URI golf coach Gregg Burke is on the right, Gordie Lockbaum on the left.
URI golf coach Gregg Burke is on the right, Gordie Lockbaum on the left.

Thirty years ago, long before his winning reign as URI men’s golf coach, Gregg Burke thought he had an interesting story to pitch about the last true two-way college football player: Gordie Lockbaum.

In truth, Lockbaum was more than that. The Holy Cross star was a tremendous athlete doing something that hadn’t been done for decades as a starter on both sides of the ball, all the while performing as a top student at a top 50 academic school. His multi-dimensional prowess (Lockbaum played safety, linebacker, running back, wide receiver and kick returner) caught the attention of the national media and ultimately resulted in two runs for college football’s most prestigious award, the Heisman Trophy.

For Burke—at the time the nation’s youngest sports information director working at his alma mater—Lockbaum honored the original purpose of the Heisman Trophy. He represented what was right in collegiate football, without the bells, whistles and contrived hype of other stars.

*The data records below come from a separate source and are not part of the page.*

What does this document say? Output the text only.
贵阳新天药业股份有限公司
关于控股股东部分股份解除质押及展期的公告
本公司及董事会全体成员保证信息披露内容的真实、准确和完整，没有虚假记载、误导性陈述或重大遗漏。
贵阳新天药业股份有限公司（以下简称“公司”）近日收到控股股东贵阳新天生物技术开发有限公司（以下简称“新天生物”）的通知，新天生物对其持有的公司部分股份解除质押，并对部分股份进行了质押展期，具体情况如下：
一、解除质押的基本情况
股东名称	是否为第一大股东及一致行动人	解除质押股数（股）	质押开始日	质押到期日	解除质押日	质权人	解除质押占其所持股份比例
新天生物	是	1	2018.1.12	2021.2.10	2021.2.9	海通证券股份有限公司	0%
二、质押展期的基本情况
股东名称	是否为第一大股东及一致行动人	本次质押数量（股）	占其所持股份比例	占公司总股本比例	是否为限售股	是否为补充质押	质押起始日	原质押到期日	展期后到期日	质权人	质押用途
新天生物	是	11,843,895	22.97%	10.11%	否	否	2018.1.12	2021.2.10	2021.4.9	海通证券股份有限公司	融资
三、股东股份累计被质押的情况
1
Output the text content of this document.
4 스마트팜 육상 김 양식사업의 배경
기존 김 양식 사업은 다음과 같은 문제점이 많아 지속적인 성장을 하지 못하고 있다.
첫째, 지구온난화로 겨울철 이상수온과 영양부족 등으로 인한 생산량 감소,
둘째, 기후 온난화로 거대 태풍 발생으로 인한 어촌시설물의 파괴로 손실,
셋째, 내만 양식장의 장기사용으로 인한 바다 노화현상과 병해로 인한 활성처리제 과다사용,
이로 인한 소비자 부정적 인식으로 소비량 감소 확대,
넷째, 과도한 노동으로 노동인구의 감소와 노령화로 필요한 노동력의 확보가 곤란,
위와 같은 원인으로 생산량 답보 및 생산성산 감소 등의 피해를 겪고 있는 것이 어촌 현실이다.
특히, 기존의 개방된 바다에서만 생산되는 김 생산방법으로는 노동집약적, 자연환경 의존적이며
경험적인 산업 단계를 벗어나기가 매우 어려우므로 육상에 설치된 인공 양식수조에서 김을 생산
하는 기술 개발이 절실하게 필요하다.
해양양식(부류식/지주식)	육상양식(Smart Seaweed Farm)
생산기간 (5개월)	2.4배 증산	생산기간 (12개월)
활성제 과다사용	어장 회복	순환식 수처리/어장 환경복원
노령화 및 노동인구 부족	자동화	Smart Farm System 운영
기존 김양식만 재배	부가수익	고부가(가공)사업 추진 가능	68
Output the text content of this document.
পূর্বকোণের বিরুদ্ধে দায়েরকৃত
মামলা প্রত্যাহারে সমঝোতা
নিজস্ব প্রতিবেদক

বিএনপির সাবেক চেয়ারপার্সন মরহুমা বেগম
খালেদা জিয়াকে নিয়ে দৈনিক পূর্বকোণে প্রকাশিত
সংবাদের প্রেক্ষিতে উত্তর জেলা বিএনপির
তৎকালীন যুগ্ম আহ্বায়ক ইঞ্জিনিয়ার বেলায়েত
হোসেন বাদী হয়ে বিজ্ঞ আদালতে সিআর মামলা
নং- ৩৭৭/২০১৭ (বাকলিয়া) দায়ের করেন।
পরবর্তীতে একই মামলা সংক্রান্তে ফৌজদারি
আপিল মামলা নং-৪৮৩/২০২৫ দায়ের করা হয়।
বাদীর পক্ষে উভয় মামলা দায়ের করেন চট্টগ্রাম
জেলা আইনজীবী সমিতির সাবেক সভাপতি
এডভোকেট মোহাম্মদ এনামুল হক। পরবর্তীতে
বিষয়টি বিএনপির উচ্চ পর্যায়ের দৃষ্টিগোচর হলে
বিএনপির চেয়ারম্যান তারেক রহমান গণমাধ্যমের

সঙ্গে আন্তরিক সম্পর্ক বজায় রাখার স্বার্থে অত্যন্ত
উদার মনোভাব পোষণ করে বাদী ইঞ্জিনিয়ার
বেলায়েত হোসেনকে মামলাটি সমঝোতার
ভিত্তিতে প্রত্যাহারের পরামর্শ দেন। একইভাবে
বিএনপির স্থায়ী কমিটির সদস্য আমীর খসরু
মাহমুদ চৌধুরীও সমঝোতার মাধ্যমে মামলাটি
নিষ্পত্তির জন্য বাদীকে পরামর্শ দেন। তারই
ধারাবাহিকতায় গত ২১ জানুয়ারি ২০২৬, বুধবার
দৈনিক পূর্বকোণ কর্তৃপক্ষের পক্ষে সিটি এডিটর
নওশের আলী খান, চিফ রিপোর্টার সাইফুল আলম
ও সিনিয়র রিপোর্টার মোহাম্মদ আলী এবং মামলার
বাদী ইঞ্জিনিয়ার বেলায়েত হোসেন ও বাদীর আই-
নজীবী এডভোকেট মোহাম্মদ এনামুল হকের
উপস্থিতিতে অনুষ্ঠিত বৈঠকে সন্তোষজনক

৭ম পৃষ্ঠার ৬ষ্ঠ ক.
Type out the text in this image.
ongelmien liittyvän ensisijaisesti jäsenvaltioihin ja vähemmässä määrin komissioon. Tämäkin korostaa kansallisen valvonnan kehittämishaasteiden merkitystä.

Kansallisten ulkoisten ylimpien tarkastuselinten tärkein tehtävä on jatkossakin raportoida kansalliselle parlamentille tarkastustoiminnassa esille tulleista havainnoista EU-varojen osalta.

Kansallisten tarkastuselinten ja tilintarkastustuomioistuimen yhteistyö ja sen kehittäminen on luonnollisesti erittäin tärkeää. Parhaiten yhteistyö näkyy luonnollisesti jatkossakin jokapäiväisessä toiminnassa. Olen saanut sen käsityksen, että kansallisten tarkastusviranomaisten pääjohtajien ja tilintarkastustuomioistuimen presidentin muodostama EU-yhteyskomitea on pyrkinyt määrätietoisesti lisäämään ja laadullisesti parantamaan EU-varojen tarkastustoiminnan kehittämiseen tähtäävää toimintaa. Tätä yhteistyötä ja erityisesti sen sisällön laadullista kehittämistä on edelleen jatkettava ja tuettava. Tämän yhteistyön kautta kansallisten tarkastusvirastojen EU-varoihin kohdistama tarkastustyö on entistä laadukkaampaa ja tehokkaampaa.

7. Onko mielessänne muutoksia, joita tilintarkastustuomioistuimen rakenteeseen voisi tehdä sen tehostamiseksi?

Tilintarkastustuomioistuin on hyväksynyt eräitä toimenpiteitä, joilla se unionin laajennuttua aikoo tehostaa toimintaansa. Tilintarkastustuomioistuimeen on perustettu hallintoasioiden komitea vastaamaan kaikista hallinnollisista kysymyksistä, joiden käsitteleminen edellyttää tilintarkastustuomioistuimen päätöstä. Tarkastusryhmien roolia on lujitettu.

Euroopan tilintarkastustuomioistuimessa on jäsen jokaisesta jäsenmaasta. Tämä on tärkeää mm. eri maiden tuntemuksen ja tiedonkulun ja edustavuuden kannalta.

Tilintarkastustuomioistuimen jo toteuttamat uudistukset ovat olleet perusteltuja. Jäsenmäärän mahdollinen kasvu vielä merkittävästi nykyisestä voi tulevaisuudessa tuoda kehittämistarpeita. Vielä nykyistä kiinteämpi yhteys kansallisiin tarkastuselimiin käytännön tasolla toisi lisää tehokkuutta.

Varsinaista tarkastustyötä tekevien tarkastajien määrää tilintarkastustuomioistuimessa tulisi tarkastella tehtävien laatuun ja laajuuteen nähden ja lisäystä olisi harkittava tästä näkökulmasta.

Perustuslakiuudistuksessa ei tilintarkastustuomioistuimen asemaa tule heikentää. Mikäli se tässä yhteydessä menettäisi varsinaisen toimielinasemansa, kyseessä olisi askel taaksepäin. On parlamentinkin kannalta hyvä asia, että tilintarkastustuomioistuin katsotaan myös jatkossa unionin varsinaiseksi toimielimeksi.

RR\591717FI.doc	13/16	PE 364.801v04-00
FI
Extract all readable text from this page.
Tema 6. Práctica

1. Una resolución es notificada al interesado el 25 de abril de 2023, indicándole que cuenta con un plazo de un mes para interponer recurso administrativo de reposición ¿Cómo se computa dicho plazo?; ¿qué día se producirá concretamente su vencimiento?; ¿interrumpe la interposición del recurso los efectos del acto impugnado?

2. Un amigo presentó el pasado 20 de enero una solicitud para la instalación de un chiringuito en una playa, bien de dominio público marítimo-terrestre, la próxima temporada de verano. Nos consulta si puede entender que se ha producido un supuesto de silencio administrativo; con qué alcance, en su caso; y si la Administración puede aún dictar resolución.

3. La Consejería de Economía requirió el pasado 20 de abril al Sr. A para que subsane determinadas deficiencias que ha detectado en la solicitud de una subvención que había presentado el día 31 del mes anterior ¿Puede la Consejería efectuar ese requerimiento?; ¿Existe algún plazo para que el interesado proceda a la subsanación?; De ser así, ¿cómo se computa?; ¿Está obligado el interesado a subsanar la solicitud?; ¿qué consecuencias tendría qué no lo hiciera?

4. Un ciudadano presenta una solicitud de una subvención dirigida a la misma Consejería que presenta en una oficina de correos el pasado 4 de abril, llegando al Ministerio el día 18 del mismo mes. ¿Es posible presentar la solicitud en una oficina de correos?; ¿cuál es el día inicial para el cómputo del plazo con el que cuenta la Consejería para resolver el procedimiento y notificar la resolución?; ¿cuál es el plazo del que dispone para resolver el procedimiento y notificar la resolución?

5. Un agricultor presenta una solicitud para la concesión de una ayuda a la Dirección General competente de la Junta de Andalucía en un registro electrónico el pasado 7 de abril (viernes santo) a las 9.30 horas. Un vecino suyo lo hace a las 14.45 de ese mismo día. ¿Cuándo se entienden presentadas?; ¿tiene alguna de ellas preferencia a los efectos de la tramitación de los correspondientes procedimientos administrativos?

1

And now, Burke’s conviction—and Lockbaum’s prowess—are getting national recognition. Both men are featured in the ESPN 30 for 30 short film The Throwback, produced and directed by Erin Leyden. Part of an Emmy-winning series of sports documentary films, the movie was released in December.

“The goal was to bring attention to Gordie as a Heisman candidate, and to a football program that did not interrupt or interfere with his college experience,” says Burke, who is now in his sixth season as head coach of Rhode Island’s men’s golf team, which is ranked No. 1 in New England for the first time in 10 years. Burke’s program is one of only two at URI with a perfect academic progress rate in the past four years.

Lockbaum remains the only non-Bowl Championship Series player ever to finish in the top five of Heisman voting, taking fifth in 1986 and third in 1987. Burke spread Lockbaum’s story, getting feature stories with outlets such as Sports Illustrated, USA Today, The Today Show, CBS News, ABC News, and People Magazine. Burke also worked the phones to reach out to every single Heisman voter, back in a time when the award voters were much more of a closed society.

The two reunited in the fall for a series of events promoting The Throwback, a film that also features Holy Cross head coach Mark Duffner and nationally-renowned sportswriter Rick Reilly.